If firms shift accountability for technology outcomes to business leaders and treat core IT services as utilities, they can reduce costly failures and unlock real digital advantage.
The conversation about IT’s relevance dates back to Nicholas Carr’s 2003 Harvard Business Review piece, which labeled technology a commodity. Two decades later, AI hype has revived the debate, but recent IBM data shows just 25% of AI initiatives achieve expected returns. This gap isn’t a failure of the technology itself; it reflects a mismatch between strategic intent and execution, often exacerbated by executives offloading critical decisions to IT departments that are structured for stability rather than innovation.
A deeper problem lies in conflating the IT operating model—how digital assets run the business—with the IT organizing model—how tech talent is arranged. Large enterprises wrestle with competing demands from marketing, finance, and operations, creating a fragmented governance landscape that stalls projects. In contrast, small‑and‑medium businesses, unburdened by layered CIO hierarchies, outsource commodity services and focus on growth‑centric capabilities. Both worlds, however, encounter similar failures when the organization cannot access the right mix of data, AI readiness, and digital product expertise, underscoring that the issue is not IT’s existence but the placement of strategic tech skills.

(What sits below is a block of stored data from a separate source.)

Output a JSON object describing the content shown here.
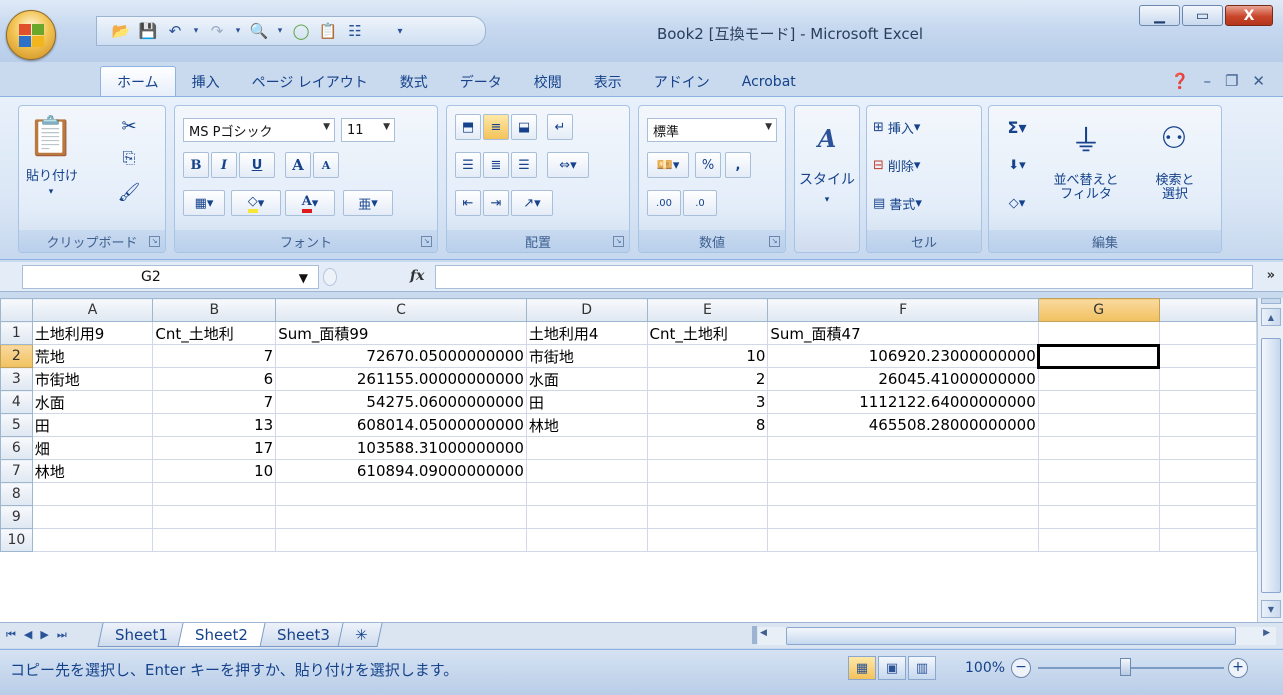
{
  "window": {
    "title": "Book2 [互換モード] - Microsoft Excel",
    "controls": {
      "minimize": "▁",
      "restore": "▭",
      "close": "X"
    }
  },
  "ribbon": {
    "tabs": [
      "ホーム",
      "挿入",
      "ページ レイアウト",
      "数式",
      "データ",
      "校閲",
      "表示",
      "アドイン",
      "Acrobat"
    ],
    "active_tab": "ホーム",
    "groups": {
      "clipboard": {
        "label": "クリップボード",
        "paste": "貼り付け"
      },
      "font": {
        "label": "フォント",
        "font_name": "MS Pゴシック",
        "font_size": "11",
        "bold": "B",
        "italic": "I",
        "underline": "U",
        "grow": "A",
        "shrink": "A",
        "color_a": "A",
        "phonetic": "亜"
      },
      "alignment": {
        "label": "配置"
      },
      "number": {
        "label": "数値",
        "format": "標準",
        "percent": "%",
        "comma": ",",
        "inc_decimal": ".00",
        "dec_decimal": ".0"
      },
      "styles": {
        "label": "スタイル"
      },
      "cells": {
        "label": "セル",
        "insert": "挿入",
        "delete": "削除",
        "format": "書式"
      },
      "editing": {
        "label": "編集",
        "sigma": "Σ",
        "sort_filter": "並べ替えと\nフィルタ",
        "find_select": "検索と\n選択"
      }
    }
  },
  "formula_bar": {
    "name_box": "G2",
    "fx": "fx",
    "value": ""
  },
  "grid": {
    "columns": [
      "A",
      "B",
      "C",
      "D",
      "E",
      "F",
      "G"
    ],
    "selected_column": "G",
    "rows": [
      {
        "n": "1",
        "cells": [
          "土地利用9",
          "Cnt_土地利",
          "Sum_面積99",
          "土地利用4",
          "Cnt_土地利",
          "Sum_面積47",
          ""
        ]
      },
      {
        "n": "2",
        "cells": [
          "荒地",
          "7",
          "72670.05000000000",
          "市街地",
          "10",
          "106920.23000000000",
          ""
        ]
      },
      {
        "n": "3",
        "cells": [
          "市街地",
          "6",
          "261155.00000000000",
          "水面",
          "2",
          "26045.41000000000",
          ""
        ]
      },
      {
        "n": "4",
        "cells": [
          "水面",
          "7",
          "54275.06000000000",
          "田",
          "3",
          "1112122.64000000000",
          ""
        ]
      },
      {
        "n": "5",
        "cells": [
          "田",
          "13",
          "608014.05000000000",
          "林地",
          "8",
          "465508.28000000000",
          ""
        ]
      },
      {
        "n": "6",
        "cells": [
          "畑",
          "17",
          "103588.31000000000",
          "",
          "",
          "",
          ""
        ]
      },
      {
        "n": "7",
        "cells": [
          "林地",
          "10",
          "610894.09000000000",
          "",
          "",
          "",
          ""
        ]
      },
      {
        "n": "8",
        "cells": [
          "",
          "",
          "",
          "",
          "",
          "",
          ""
        ]
      },
      {
        "n": "9",
        "cells": [
          "",
          "",
          "",
          "",
          "",
          "",
          ""
        ]
      },
      {
        "n": "10",
        "cells": [
          "",
          "",
          "",
          "",
          "",
          "",
          ""
        ]
      }
    ],
    "selected_cell": "G2"
  },
  "sheets": {
    "tabs": [
      "Sheet1",
      "Sheet2",
      "Sheet3"
    ],
    "active": "Sheet2"
  },
  "status": {
    "message": "コピー先を選択し、Enter キーを押すか、貼り付けを選択します。",
    "zoom": "100%"
  },
  "colors": {
    "ribbon_bg": "#dbe7f6",
    "header_sel": "#f1c15f",
    "accent": "#15428b"
  }
}
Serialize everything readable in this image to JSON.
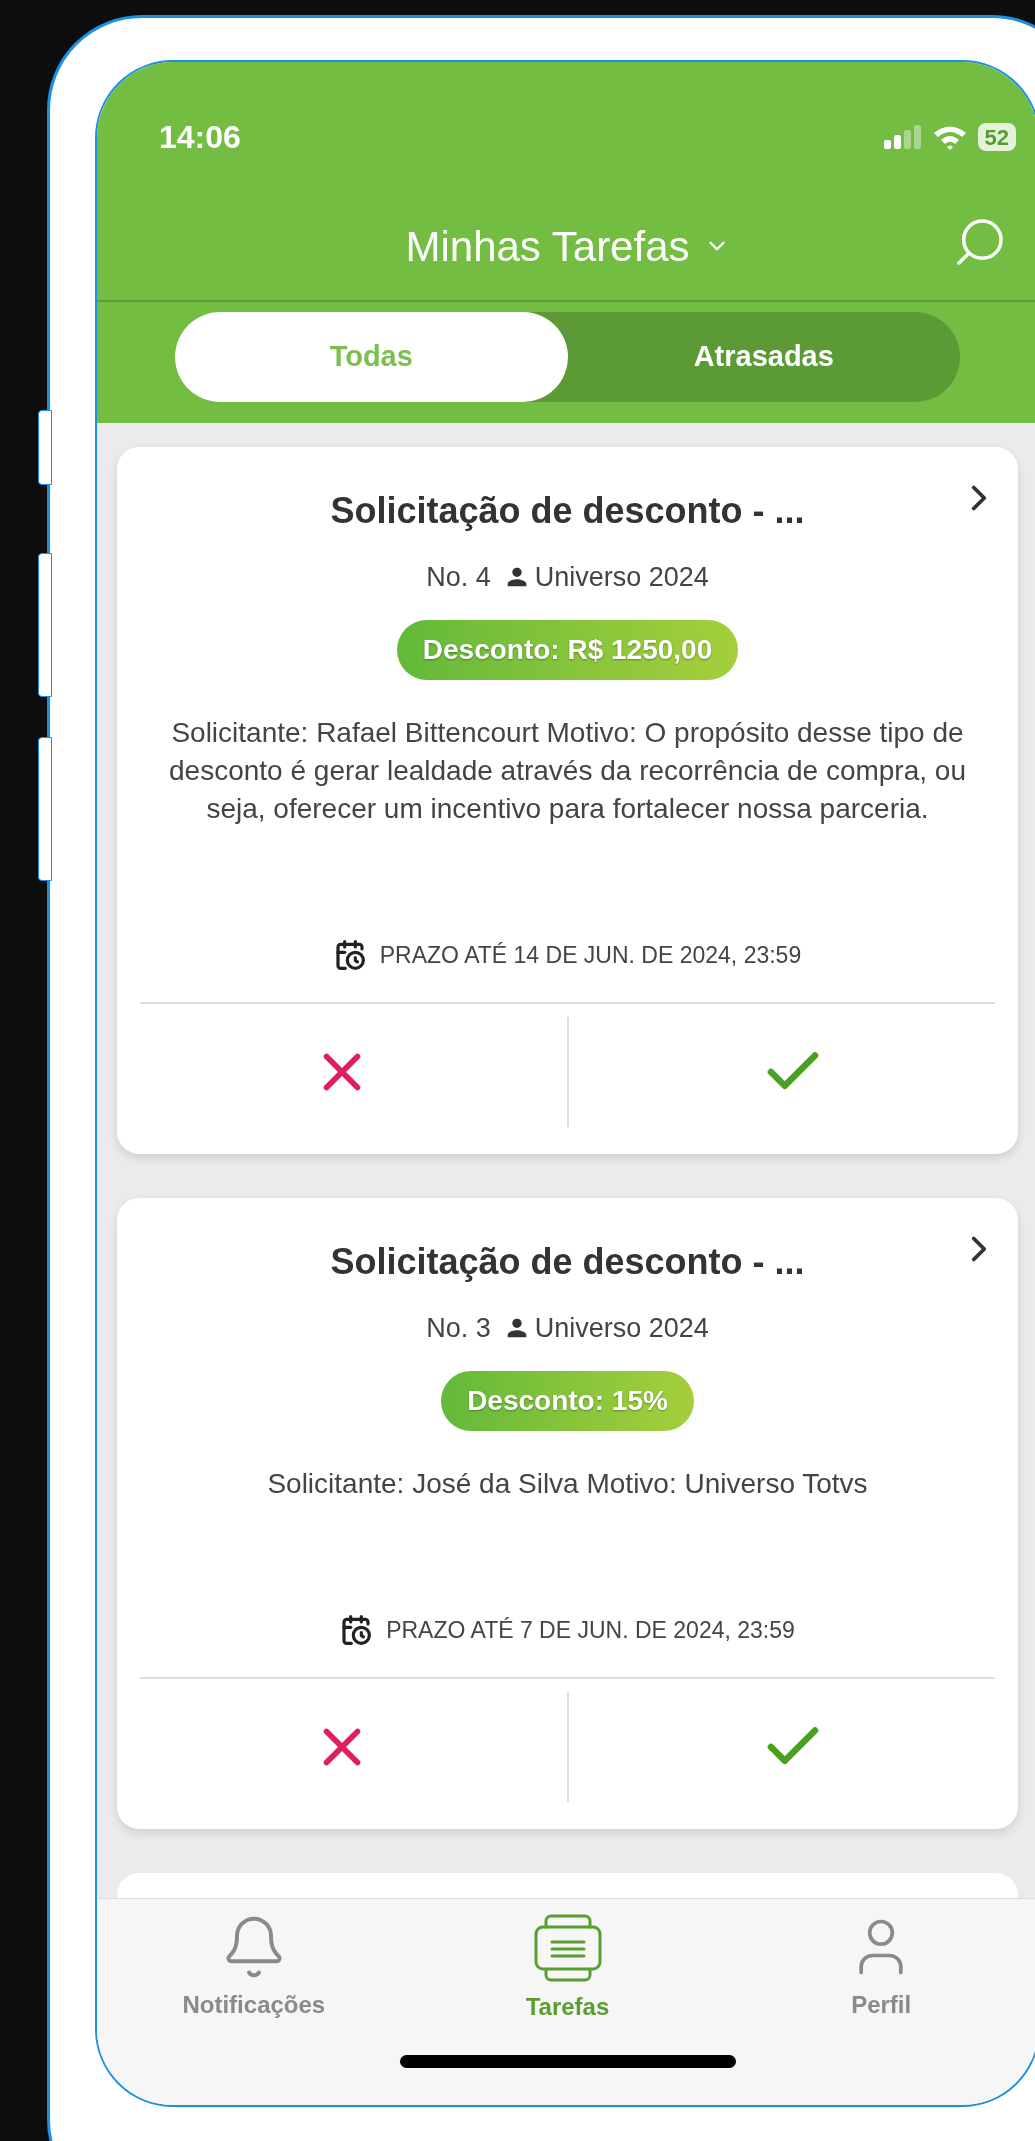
{
  "status_bar": {
    "time": "14:06",
    "battery": "52"
  },
  "header": {
    "title": "Minhas Tarefas"
  },
  "tabs": [
    {
      "label": "Todas",
      "selected": true
    },
    {
      "label": "Atrasadas",
      "selected": false
    }
  ],
  "tasks": [
    {
      "title": "Solicitação de desconto - ...",
      "number": "No. 4",
      "owner": "Universo 2024",
      "badge": "Desconto: R$ 1250,00",
      "description": "Solicitante: Rafael Bittencourt Motivo: O propósito desse tipo de desconto é gerar lealdade através da recorrência de compra, ou seja, oferecer um incentivo para fortalecer nossa parceria.",
      "deadline": "PRAZO ATÉ 14 DE JUN. DE 2024, 23:59"
    },
    {
      "title": "Solicitação de desconto - ...",
      "number": "No. 3",
      "owner": "Universo 2024",
      "badge": "Desconto: 15%",
      "description": "Solicitante: José da Silva Motivo: Universo Totvs",
      "deadline": "PRAZO ATÉ 7 DE JUN. DE 2024, 23:59"
    }
  ],
  "nav": [
    {
      "label": "Notificações",
      "kind": "bell",
      "selected": false
    },
    {
      "label": "Tarefas",
      "kind": "tasks",
      "selected": true
    },
    {
      "label": "Perfil",
      "kind": "profile",
      "selected": false
    }
  ]
}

To break the cycle, three shifts are essential. First, treat keep‑the‑lights‑on (KLO) IT as a utility—reliable, predictable, and cost‑transparent—so it no longer competes for strategic focus. Second, locate digital and AI capabilities within business‑centric units, enabling agile product teams, data governance, and analytics to operate close to revenue and customer touchpoints. Third, hold business leaders accountable for technology outcomes, recognizing tech spend as a core investment rather than an IT service request. By realigning responsibility and embedding tech fluency across the organization, firms can move beyond blame‑games and harness technology as a true driver of competitive advantage.